Second and I think most important element here is the camera… no not a $20,000 Hasselblad, not even a flagship Nikon or Canon. The camera I used is my (new to me) Canon EOS-M3. What made this image achievable is the fact that I was able to capture the photo from an angle and perspective that would not be possible looking through a viewfinder. Unless of course I was to kneel down next to or in front of the subject and ask her to stop and pose. In this image I had been walking next to her as I captured video and when I had the clip I wanted I quickly switched to Av (aperture priority) and had previously set the camera to ISO 100 and f/11. So given the extreme back lighting from the sun over her shoulder I instantly flicked the “flash release” to allow the tiny on camera flash to give some much-needed “fill flash.” Without the fill flash Alyssa would be nothing more than a dark shadow. Also know the f/11 setting helped create the “star” effect coming from the sun. And of course the sun flare is because the camera is looking into the sun. Then there is the “wide angle” factor; shooting close to the subject at 18mm (wide zoom) makes things look a little “off.” Her extended arm and distortion on her lower torso is not very noticeable, but enough to give a creative effect.
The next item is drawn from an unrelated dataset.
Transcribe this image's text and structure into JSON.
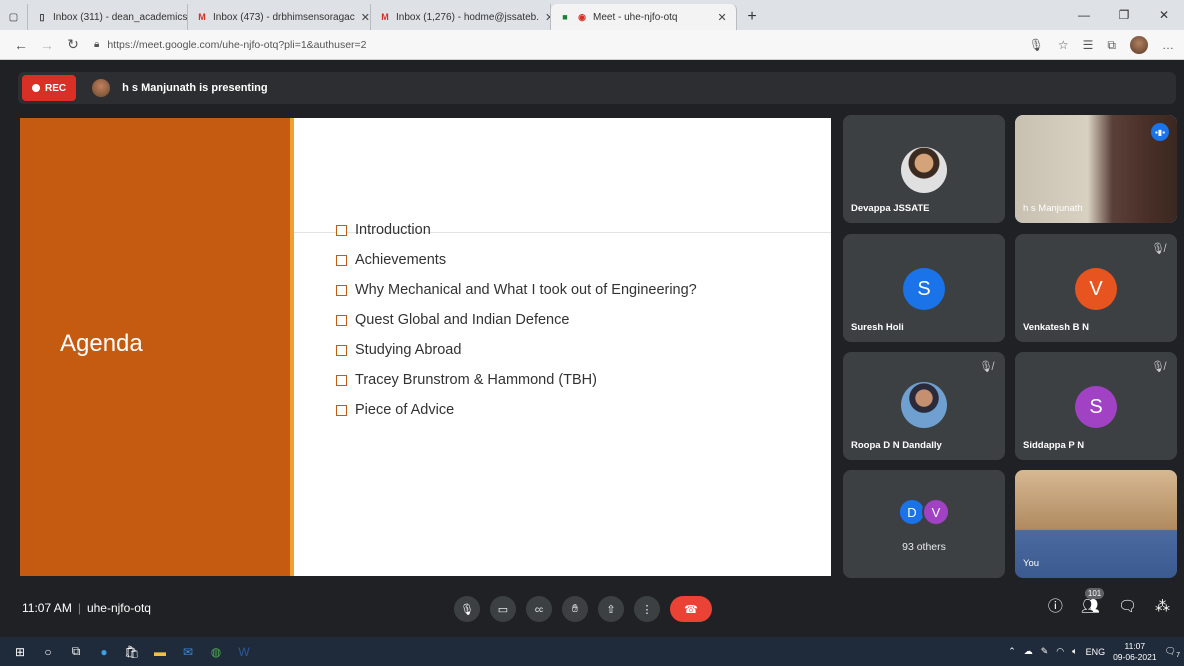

So the big thing here is that I composed the image from the screen on the back of the camera and not a viewfinder (the M3 does not come with a view finder). The screen articulates and I was able to hold the camera low, but still angle the screen up toward me. I am actually very familiar with this technique because my old 2005-06 Canon A640 point & shoot had an articulating screen and I loved, loved, loved that camera for just that reason. And I must note that this is one of the three main reasons I purchased the M3. The articulating screen screams creativity… so why doesn’t an EOS-5D Mark IV or the EOS-1D X Mark II have articulating screens? Here is the secret… ready for it… Cameras are designed and engineered by geeks, nerds and trolls. These are people or beings that have not a creative molecule in their being. While they can make something that can auto focus and face detect and face track within milliseconds they could never understand creativity. So they rely on the outside world to tell them what creativity is and how to incorporate it into a product. The have stopped putting articulating screens in cheaper cameras because they want you to but the more expensive camera and I get that part of the equation… it’s about $$$. Even the geekiest of geeks wants to make money. “But let’s not make our $4000+ plus cameras with creative features like articulating screens because that would make us look like we have common sense.” And everybody knows geeks, nerds and troll have no common sense. Right!
Ok so after that rant we come to;
The third thing and that is the edit. So it is a little tweaking in Lightroom, about all of 30 seconds and then it’s off to Photoshop for about 2 minutes and I use a Nik Color Efex Pro 3 filter recipe that was created by me (yay me, I’m not a geek I can create). Also there is the use of Photoshop blending modes; in this case “multiply” was used. Then back to Lightroom and whala… done.
So in conclusion the real game changer is the camera with the articulating screen. It did not have to be the Canon M3, it could be any camera with a pop out screen. It allowed me to capture the “up angle” perspective and the candid expression all at the same time without stopping to pose the subject. And last, but not least… No you’re not gonna get this image with your iPhone. Sure you could capture the image with a phone camera, but it would be the same as using any other camera with a view finder. So put your iPhone away you little Apple worm and go get a real camera.
Thanks so much for reading and have a great day.